SYDNEY – The Australian Law Reform Commission has concluded its largest ever research and public consultation exercise ever by recommending a re-write of the nation’s 20-year-old privacy laws to keep pace with the information age.
The three-volume, 2,700 page report recommending 295 changes to privacy laws and practices that would be implemented in two stages over the next three years.
Commission president Professor David Weisbrot told Computerworld that Australia’s current Privacy Act, legislated in 1988, was created in a completely different environment before technologies like the Internet, e-commerce and social networking greatly augmented the challenge of safeguarding the flow of personal information.
“The commissioners who were in charge of the report at that time wouldn’t have had a mobile phone or a PC on their desk, no digital cameras, no e-tags, e-mail, no e-anything.
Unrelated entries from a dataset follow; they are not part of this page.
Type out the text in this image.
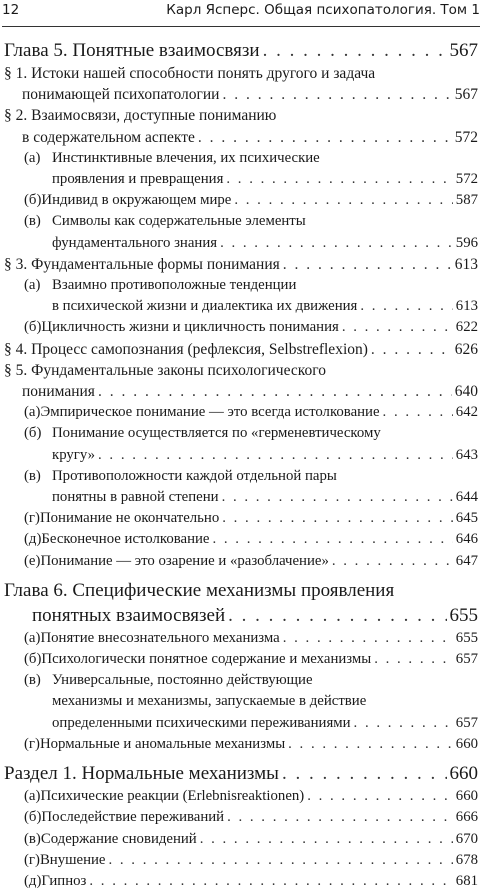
12	Карл Ясперс. Общая психопатология. Том 1
Глава 5. Понятные взаимосвязи . . .	567
§ 1. Истоки нашей способности понять другого и задача
понимающей психопатологии . . .	567
§ 2. Взаимосвязи, доступные пониманию
в содержательном аспекте . . .	572
(а) Инстинктивные влечения, их психические
проявления и превращения . . .	572
(б) Индивид в окружающем мире . . .	587
(в) Символы как содержательные элементы
фундаментального знания . . .	596
§ 3. Фундаментальные формы понимания . . .	613
(а) Взаимно противоположные тенденции
в психической жизни и диалектика их движения . . .	613
(б) Цикличность жизни и цикличность понимания . . .	622
§ 4. Процесс самопознания (рефлексия, Selbstreflexion) . . .	626
§ 5. Фундаментальные законы психологического
понимания . . .	640
(а) Эмпирическое понимание — это всегда истолкование . . .	642
(б) Понимание осуществляется по «герменевтическому
кругу» . . .	643
(в) Противоположности каждой отдельной пары
понятны в равной степени . . .	644
(г) Понимание не окончательно . . .	645
(д) Бесконечное истолкование . . .	646
(е) Понимание — это озарение и «разоблачение» . . .	647
Глава 6. Специфические механизмы проявления
понятных взаимосвязей . . .	655
(а) Понятие внесознательного механизма . . .	655
(б) Психологически понятное содержание и механизмы . . .	657
(в) Универсальные, постоянно действующие
механизмы и механизмы, запускаемые в действие
определенными психическими переживаниями . . .	657
(г) Нормальные и аномальные механизмы . . .	660
Раздел 1. Нормальные механизмы . . .	660
(а) Психические реакции (Erlebnisreaktionen) . . .	660
(б) Последействие переживаний . . .	666
(в) Содержание сновидений . . .	670
(г) Внушение . . .	678
(д) Гипноз . . .	681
There were no high-speed computers for individuals or private industry with which they could do data matching and data mining, and no high-tech surveillance cameras,” he said.
Since then, the information we gather has stayed the same but technology has allowed us to access, control and manipulate that information in a much easier way; electronic medical records and health information, online banking, finance and credit history, personal information on public and corporate databases, and social networking sites are just a few examples of technologies revolutionizing the relationship between public databases, individual privacy and third party users.
Weisbrot said the most significant recommendation for reform is a complete restructuring and simplification of the statutory framework of the Privacy Act, so it is focused around 11 uniform principles as opposed to separate principles for government and private sectors, which left many individuals and businesses wading through massive amounts of complex material to find what laws apply to them.
“We’re saying lets flip it around – lets make it general with higher-order principles that will cover most situations most of the time. Then if you’re dealing with some specialized area like health information or credit reporting, you supplement that area with rules that are dedicated specifically to regulate that area,” he said.
The first stage of reforms, set to be implemented within a year’s time, will address this process of simplifying and streamlining the Privacy Act, while the second stage, which will include statutory course of action for data and privacy breaches, will be looked at in 12-18 months time.
One area of IT that will feel the impact will be human resources departments, where employee data will no longer be exempted from the law under the ALRC’s recommendations.
Another key principle the ALRC proposed covers the regulation of cross border data flows, with the basic principle that an agency or organization that transfers personal information outside the country remains accountable for it, except in certain specified circumstances.
Government agencies and business organizations will also be required to notify individuals and the Privacy Commissioner where there is a real risk of serious harm occurring as a result of a data breach.